The main reason the union leadership did not consult the ATRs and refuse them proper representation is that the ATRs remind all teachers how the union sold the ATRs out back in 2005. When then UFT President, Randi Wiengarten, and her propaganda minister, Leo Casey, told the members that the DOE would never pay for ATRs salary without a classroom and would push principals to hire them. How wrong they were. Moreover, they said the newly created Open Market Transfer Systemwould allow all teachers to sell themselves to desperate schools who needed veteran teachers. Of course, the opposite is true. In fact the UFT lie about how successful the Open Market System is still echoed by Gene Mann in his online newspaper, The Organizer, who claims that 4,000 teachers transfer through it every year. Of course he fails to mention few, if any veteran teachers, get positions through it.

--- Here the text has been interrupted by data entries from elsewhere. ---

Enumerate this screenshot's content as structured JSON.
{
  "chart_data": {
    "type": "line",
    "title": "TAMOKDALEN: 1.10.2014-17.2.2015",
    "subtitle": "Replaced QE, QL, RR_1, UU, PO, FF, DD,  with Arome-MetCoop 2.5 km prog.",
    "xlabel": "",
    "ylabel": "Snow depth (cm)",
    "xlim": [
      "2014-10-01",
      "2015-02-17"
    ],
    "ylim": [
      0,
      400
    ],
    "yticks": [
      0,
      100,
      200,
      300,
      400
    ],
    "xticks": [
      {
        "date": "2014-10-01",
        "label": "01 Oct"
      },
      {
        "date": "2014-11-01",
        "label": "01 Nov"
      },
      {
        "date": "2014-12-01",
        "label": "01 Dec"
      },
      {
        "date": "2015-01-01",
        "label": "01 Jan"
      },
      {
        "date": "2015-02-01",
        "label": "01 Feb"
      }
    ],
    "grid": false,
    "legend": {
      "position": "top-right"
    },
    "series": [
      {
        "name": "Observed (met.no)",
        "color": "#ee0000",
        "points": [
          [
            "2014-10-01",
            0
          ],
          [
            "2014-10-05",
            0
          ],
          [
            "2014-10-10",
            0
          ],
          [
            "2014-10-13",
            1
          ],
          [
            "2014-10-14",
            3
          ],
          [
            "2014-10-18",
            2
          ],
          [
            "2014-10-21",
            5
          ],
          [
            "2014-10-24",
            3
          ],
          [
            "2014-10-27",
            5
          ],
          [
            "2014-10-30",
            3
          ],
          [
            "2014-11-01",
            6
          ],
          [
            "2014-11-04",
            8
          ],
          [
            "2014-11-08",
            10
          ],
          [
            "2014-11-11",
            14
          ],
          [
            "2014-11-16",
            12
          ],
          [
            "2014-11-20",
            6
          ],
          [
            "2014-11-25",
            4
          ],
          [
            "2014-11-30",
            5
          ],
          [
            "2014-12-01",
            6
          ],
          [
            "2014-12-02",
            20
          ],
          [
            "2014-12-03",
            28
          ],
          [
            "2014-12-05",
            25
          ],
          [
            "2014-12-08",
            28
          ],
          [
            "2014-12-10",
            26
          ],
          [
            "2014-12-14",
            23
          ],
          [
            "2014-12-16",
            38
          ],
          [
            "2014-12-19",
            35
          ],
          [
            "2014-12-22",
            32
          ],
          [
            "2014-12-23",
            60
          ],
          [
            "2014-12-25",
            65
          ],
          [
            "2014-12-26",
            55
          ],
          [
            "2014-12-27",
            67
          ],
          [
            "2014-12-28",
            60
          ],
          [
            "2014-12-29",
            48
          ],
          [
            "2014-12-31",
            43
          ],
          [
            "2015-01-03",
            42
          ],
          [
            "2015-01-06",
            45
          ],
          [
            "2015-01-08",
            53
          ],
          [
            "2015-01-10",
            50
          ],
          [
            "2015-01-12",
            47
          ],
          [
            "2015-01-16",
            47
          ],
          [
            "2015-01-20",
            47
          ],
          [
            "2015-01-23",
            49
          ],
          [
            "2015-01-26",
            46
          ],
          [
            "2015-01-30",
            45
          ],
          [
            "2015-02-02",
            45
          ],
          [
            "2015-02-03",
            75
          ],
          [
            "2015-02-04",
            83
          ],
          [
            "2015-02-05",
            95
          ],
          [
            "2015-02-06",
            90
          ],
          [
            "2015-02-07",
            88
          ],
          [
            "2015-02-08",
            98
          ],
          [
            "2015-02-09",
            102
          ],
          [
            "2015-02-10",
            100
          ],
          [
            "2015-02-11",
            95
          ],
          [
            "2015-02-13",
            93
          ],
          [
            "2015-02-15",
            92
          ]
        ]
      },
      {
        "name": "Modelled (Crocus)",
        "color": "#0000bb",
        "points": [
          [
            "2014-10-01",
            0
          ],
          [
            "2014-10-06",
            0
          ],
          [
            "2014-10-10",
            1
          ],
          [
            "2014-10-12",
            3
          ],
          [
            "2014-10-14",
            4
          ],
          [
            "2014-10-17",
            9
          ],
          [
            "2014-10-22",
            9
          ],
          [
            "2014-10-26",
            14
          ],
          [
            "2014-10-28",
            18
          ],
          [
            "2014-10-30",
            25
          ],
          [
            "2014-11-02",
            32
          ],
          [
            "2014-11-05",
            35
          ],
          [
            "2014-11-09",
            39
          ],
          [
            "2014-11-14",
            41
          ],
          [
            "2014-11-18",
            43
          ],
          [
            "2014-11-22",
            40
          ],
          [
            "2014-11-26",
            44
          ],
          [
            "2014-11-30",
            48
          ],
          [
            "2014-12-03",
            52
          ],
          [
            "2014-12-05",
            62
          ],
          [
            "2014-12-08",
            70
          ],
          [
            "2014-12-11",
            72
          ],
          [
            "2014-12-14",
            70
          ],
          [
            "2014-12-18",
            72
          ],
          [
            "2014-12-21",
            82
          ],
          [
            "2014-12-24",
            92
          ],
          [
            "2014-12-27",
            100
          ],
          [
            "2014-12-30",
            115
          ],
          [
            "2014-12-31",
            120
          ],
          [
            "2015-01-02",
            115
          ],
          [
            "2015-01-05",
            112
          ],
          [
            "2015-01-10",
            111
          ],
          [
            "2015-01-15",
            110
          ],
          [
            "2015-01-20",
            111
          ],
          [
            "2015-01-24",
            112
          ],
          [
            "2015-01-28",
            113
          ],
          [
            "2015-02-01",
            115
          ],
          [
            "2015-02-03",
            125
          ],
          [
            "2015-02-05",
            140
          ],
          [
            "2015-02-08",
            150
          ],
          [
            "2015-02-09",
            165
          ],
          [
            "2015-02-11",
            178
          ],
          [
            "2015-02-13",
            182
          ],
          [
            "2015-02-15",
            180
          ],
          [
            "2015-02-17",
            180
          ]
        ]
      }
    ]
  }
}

As for the Chapter Leaders? While the union will still occasionally, in their Chapter Leader newsletter, mention to the Chapter Leaders to welcome the ATRs to their school and make sure they have a bathroom key, an elevator pass, and a safe place to store their belongings? Most ATRs never meet the Chapter Leaders unless the ATR actively seeks them out to complain about not being treated like other teachers at the school. In this semester, I have been sent to three schools and have not met any of the Chapter Leaders. Only one school offered me an elevator pass and a bathroom key. None of the schools offered me a safe place for my belongings. No wonder the UFT newspaper never mentions the ATRs or their issues it just reminds the teachers of how shabby the ATRs are treated.
The union leadership can continue the fiction that the ATR is a temporary condition but some senior ATRs have been one for over a decade, that is not temporary and depriving them of their own chapter and Chapter Leader is a disservice to the ATRs since the school Chapter Leaders and the ATRs are, as South Bronx blog points out is like two ships passing in the night when it comes to properl representing the ATRs.